Le dimanche 17 août 2014, Benoît Hamon, ex-ministre de l’Education nationale, de l'Enseignement supérieur et de la Recherche, et Geneviève Fioraso, secrétaire d’Etat chargée de l’Enseignement supérieur et de la Recherche, ont annoncé dans un communiqué de presse la revalorisation des bourses de 0,7%, soit un taux supérieur à l’inflation (0,5%). 

Le mercredi suivant, cette annonce prend effet avec la parution de l’arrêté relatif aux taux des bourses d’enseignement supérieur.

Cette action s’inscrit dans le cadre de la refonte du système de bourses, amorcée en 2013 par l’investissement de 118 millions d’euros, puis en juillet 2014 par l’injection de 84 millions d’euros supplémentaires en faveur du système des aides directes du CROUS.

 

Autre poursuite de réforme à la rentrée 2014-2015: l’échelon 0 bis (bourse de 1000 €/an), créé en septembre 2013 et touchant environ 55 000 étudiants au moment de sa sortie, se verra attribué à 77 500 étudiants supplémentaires qui étaient jusque-là bénéficiaires de l’échelon 0 (exonéré des frais d’inscription et de la cotisation à la sécurité sociale étudiante, mais ne touchant pas d’aides financières). De même, des financements concernant l’échelon 7 vont permettre à plus de 30 000 étudiants de percevoir une bourse d'un montant annuel de 5 539 €.

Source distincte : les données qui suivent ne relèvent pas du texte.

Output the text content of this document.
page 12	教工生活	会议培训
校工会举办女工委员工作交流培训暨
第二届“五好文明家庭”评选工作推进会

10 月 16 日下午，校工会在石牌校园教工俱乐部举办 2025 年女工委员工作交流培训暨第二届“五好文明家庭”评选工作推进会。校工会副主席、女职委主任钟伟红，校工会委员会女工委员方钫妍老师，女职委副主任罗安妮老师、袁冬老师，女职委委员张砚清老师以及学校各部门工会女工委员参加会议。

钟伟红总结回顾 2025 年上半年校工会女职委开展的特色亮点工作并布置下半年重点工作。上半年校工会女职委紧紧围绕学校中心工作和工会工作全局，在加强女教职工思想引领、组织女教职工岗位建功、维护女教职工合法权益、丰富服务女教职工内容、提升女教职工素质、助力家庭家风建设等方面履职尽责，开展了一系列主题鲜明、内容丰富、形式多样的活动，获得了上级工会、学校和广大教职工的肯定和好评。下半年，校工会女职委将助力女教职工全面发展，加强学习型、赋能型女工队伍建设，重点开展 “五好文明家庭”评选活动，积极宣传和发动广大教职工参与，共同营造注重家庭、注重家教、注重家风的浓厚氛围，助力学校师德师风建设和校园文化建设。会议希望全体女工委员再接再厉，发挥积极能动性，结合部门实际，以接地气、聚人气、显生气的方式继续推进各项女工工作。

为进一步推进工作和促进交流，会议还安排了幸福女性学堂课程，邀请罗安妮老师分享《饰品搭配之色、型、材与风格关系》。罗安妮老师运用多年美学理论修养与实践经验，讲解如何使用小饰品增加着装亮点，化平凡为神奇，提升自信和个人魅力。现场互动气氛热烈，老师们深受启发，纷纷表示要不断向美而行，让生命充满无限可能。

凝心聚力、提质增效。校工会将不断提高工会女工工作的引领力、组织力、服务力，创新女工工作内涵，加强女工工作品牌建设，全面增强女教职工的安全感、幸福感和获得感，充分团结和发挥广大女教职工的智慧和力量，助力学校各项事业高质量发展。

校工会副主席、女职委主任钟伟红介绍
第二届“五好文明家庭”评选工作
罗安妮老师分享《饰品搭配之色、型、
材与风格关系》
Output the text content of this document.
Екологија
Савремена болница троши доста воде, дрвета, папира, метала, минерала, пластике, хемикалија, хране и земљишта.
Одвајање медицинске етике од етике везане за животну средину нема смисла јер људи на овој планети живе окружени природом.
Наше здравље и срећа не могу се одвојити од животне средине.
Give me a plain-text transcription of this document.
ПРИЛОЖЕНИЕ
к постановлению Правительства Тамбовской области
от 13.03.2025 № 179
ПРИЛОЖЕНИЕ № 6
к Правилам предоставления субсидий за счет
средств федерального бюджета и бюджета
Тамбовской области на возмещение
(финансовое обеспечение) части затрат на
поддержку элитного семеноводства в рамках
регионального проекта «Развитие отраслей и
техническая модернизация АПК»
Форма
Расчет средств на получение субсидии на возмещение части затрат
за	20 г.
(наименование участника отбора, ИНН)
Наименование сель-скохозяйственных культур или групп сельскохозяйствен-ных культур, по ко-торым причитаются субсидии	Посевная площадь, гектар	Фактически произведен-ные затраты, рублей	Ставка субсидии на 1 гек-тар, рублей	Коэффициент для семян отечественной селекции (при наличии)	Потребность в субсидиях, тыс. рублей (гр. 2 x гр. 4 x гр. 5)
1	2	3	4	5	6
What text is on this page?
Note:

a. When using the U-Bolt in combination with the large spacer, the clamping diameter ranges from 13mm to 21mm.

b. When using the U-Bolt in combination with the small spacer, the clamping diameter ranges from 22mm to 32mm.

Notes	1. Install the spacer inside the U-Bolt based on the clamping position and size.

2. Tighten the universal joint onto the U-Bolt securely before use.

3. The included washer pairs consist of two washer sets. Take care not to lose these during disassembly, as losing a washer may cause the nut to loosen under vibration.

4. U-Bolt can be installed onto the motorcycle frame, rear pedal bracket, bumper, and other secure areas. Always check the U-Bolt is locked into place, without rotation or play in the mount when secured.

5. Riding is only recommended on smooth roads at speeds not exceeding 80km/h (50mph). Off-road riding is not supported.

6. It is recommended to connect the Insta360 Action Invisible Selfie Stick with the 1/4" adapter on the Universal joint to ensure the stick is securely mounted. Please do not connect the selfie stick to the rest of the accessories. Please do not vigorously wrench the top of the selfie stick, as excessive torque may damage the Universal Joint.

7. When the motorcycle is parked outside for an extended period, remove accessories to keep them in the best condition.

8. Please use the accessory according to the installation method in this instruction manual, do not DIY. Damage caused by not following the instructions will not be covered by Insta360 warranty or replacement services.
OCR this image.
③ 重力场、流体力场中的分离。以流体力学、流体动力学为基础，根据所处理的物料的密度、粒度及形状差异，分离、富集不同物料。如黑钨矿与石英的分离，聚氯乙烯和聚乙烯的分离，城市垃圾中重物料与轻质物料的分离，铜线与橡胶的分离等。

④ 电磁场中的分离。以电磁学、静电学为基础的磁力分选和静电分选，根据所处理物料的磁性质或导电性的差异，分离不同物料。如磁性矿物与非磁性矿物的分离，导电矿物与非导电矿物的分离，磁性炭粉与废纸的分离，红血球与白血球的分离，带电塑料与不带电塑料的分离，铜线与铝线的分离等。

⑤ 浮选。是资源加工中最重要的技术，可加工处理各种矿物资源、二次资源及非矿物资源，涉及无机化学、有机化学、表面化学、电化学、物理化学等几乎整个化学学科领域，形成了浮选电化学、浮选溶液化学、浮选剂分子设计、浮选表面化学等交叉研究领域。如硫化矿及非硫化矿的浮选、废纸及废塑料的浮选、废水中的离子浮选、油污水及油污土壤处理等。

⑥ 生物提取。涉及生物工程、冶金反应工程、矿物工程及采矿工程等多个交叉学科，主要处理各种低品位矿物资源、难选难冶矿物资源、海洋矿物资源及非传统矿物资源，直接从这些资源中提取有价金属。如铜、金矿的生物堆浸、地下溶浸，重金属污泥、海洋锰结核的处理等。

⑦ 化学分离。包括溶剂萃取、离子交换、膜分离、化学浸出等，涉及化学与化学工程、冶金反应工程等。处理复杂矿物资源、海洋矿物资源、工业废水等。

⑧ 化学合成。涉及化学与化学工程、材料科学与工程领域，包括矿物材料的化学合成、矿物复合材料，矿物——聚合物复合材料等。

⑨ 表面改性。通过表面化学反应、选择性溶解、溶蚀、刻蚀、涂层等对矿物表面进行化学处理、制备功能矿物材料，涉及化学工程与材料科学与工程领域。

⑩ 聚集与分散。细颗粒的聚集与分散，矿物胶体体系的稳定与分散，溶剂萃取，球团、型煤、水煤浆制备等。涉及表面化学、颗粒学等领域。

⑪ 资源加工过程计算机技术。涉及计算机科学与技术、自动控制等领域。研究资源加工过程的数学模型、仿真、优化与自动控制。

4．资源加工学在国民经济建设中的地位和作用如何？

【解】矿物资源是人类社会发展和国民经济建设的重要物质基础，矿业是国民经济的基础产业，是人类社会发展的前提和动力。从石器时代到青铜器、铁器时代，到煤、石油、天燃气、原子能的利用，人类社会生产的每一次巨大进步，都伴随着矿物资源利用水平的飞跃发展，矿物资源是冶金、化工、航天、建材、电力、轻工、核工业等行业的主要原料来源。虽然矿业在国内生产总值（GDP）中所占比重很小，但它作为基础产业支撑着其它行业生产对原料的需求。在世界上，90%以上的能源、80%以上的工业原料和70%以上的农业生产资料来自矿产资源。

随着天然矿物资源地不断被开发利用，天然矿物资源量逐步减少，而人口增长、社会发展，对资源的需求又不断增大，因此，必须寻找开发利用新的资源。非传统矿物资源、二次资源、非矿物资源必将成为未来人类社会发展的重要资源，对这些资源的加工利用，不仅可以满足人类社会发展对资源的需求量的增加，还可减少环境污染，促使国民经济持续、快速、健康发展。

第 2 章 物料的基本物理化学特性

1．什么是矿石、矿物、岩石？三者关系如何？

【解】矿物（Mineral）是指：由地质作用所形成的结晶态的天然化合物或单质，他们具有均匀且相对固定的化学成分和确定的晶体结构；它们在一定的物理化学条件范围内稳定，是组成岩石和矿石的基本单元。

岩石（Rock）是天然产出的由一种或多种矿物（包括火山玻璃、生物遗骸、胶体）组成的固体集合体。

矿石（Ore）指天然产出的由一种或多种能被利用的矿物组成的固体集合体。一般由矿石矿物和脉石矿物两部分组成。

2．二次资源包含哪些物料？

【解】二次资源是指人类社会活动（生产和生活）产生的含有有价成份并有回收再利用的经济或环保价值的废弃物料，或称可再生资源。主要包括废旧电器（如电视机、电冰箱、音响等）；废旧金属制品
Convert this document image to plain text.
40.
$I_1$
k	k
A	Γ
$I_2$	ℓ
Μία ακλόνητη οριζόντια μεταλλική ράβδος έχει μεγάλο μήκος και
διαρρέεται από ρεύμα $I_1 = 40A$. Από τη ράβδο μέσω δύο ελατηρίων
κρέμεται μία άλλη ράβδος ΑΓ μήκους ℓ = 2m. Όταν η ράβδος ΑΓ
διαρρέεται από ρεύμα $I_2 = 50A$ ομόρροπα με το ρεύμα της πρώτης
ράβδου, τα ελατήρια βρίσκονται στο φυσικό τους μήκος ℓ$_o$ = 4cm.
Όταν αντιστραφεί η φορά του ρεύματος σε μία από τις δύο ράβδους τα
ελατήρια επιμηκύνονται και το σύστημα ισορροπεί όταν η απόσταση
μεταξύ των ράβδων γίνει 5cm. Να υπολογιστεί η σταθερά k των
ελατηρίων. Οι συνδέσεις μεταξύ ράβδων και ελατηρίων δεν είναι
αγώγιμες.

Enfin, l’Etat a permis le financement de 1000 nouvelles allocations annuelles dans le cadre du Fonds National d'Aide d'Urgence (FNAU) pour les étudiants en situation d'autonomie avérée.

 

Concernant le logement et partant du constat que celui-ci est essentiel à la réussite des étudiants et à la démocratisation de l’enseignement supérieur, le Gouvernement a annoncé en mai 2013 le “plan 40 000”. Il a pour objectif de construire 8000 logements par an jusqu’en 2017. La priorité est fixée sur la région Île-de-France et certaines grandes métropoles comme Bordeaux, Lyon, Grenoble, Lille et Montpellier. Cette mesure a vu le jour suite aux derniers rapports du plan Anciaux initié en 2004 qui visait à construire 5000 logements par an et réhabiliter 7000 logements déjà existants par an, mais dont les objectifs sont loin d’avoir été atteints. 

La Caution Locative Étudiante (Clé), garantie de l’Etat expérimenté en 2013 dans certaines académies s’étendra à la rentrée 2014 à tout le territoire français et d’outre-mer. Cette aide financière est destiné à tout étudiant de moins de 28 ans, et aux étudiants doctorants étrangers après 28 ans. L’Etat, via le CROUS, se porte garant de l’étudiant qui en fait la demande et permet de faciliter son accès à un logement, les bailleurs exigeant parfois une personne garante pour assurer le versement du loyer.

Cette garantie de l’Etat est accessible :

  • pour tous types de bailleurs (CROUS, HLM, particuliers, agence de location…)
  • pour tous types de logement (chambre, studio, T1, T2, T3…)
  • quel que soit le mode d’occupation (seul ou en collocation)

 

La Clé, comment ça marche ?

L’étudiant a trouvé un logement mais le propriétaire (ou le bailleur) demande un garant en cas de difficulté de versement. Si l’étudiant ne trouve pas de personne garante, il peut constituer son dossier locataire et solliciter la Clé pour la caution solidaire.

Pour cela, l’étudiant créé un compte sur le site Lokaviz et constitue un dossier Clé, dont il reçoit la notification sous 3 jours. Si son dossier est accepté, il retourne voir le propriétaire et signe une convention de garantie ainsi que le bail (contrat de location).

L’étudiant s’engage alors à cotiser 1,5% de son loyer à la Clé chaque mois, en contrepartie de la caution solidaire. Cette cotisation alimente un fonds solidaire servant à verser aux propriétaires les loyers impayés.

Si l’étudiant a un incident de paiement, le CROUS s’engage à avancer le loyer, que l’étudiant remboursera plus tard. 

 

Pour terminer, la suppression de l’aide au mérite annoncée dans une circulaire du 24 juillet 2014 suscite le débat, des étudiants ont lancé une pétition nationale contre cette suppression et ont accueilli les députés devant l’Assemblée Nationale le mardi 9 septembre pour demander leur soutien. L’économie faite sur l’aide au mérite (environ 42 millions d’euros) devrait être réinvestie dans les bourses sur critères sociaux.